Zafar Anas, Aftab Danyal, Qureshi Rizwan, Fan Xinqi, Chen Pingjun, Wu Jia, Ali Hazrat, Nawaz Shah, Khan Sheheryar, Shah Mubarak
IEEE Trans Image Process. 2024;33:2924-2935. doi: 10.1109/TIP.2024.3384838. Epub 2024 Apr 23.
Recently attention-based networks have been successful for image restoration tasks. However, existing methods are either computationally expensive or have limited receptive fields, adding constraints to the model. They are also less resilient in spatial and contextual aspects and lack pixel-to-pixel correspondence, which may degrade feature representations. In this paper, we propose a novel and computationally efficient architecture Single Stage Adaptive Multi-Attention Network (SSAMAN) for image restoration tasks, particularly for image denoising and image deblurring. SSAMAN efficiently addresses computational challenges and expands receptive fields, enhancing robustness in spatial and contextual feature representation. Its Adaptive Multi-Attention Module (AMAM), which consists of Adaptive Pixel Attention Branch (APAB) and an Adaptive Channel Attention Branch (ACAB), uniquely integrates channel and pixel-wise dimensions, significantly improving sensitivity to edges, shapes, and textures. We perform extensive experiments and ablation studies to validate the performance of SSAMAN. Our model shows state-of-the-art results on various benchmarks, for example, on image denoising tasks, SSAMAN achieves a notable 40.08 dB PSNR on SIDD dataset, outperforming Restormer by 0.06 dB PSNR, with 41.02% less computational cost, and achieves a 40.05 dB PSNR on the DND dataset. For image deblurring, SSAMAN achieves 33.53 dB PSNR on GoPro dataset. Code and models are available at Github.

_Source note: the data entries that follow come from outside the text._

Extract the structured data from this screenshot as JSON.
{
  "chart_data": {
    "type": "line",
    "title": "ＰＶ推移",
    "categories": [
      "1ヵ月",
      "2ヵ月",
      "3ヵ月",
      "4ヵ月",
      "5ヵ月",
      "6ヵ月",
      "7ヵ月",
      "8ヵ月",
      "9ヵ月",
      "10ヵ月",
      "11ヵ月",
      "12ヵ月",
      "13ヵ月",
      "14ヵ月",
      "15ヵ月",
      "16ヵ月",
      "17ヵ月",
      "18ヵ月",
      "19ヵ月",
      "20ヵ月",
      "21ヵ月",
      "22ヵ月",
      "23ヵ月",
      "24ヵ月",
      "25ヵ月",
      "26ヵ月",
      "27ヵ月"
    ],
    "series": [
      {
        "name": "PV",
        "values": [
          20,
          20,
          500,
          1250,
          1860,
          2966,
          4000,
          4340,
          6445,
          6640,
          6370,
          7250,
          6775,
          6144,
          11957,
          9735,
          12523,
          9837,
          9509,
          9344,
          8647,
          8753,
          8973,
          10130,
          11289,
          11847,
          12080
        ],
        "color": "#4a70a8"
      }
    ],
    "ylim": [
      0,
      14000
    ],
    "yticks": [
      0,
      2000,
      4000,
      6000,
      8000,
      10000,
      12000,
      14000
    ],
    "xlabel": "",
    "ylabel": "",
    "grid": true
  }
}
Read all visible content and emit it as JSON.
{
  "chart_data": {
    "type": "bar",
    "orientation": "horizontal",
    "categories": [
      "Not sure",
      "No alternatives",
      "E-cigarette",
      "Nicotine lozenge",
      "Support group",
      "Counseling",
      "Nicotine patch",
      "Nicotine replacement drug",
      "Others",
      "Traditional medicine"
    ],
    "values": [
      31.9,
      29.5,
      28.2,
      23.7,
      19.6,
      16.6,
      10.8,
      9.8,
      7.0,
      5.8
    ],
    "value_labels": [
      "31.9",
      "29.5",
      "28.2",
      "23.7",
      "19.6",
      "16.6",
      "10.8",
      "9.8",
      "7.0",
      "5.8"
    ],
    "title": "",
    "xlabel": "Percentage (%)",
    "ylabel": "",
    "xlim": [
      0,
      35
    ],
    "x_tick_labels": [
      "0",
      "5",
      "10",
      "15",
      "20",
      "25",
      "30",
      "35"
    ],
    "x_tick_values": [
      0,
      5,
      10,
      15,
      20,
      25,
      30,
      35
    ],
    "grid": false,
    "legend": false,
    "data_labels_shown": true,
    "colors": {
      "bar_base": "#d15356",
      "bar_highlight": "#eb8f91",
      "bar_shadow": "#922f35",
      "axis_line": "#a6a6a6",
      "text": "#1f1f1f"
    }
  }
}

最近,基于注意力的网络在图像恢复任务中取得了成功。然而,现有方法要么计算成本高昂,要么感受野有限,给模型带来了限制。它们在空间和上下文方面的弹性也较差,并且缺乏像素到像素的对应关系,这可能会降低特征表示。在本文中,我们提出了一种新颖且计算高效的架构——单阶段自适应多注意力网络(SSAMAN),用于图像恢复任务,特别是图像去噪和图像去模糊。SSAMAN有效地解决了计算挑战并扩大了感受野,增强了空间和上下文特征表示的鲁棒性。其自适应多注意力模块(AMAM)由自适应像素注意力分支(APAB)和自适应通道注意力分支(ACAB)组成,独特地整合了通道和逐像素维度,显著提高了对边缘、形状和纹理的敏感度。我们进行了广泛的实验和消融研究来验证SSAMAN的性能。我们的模型在各种基准测试中展示了领先的结果,例如,在图像去噪任务中,SSAMAN在SIDD数据集上实现了显著的40.08 dB峰值信噪比(PSNR),比Restormer高出0.06 dB PSNR,计算成本降低了41.02%,并且在DND数据集上实现了40.05 dB PSNR。对于图像去模糊,SSAMAN在GoPro数据集上实现了33.53 dB PSNR。代码和模型可在Github上获取。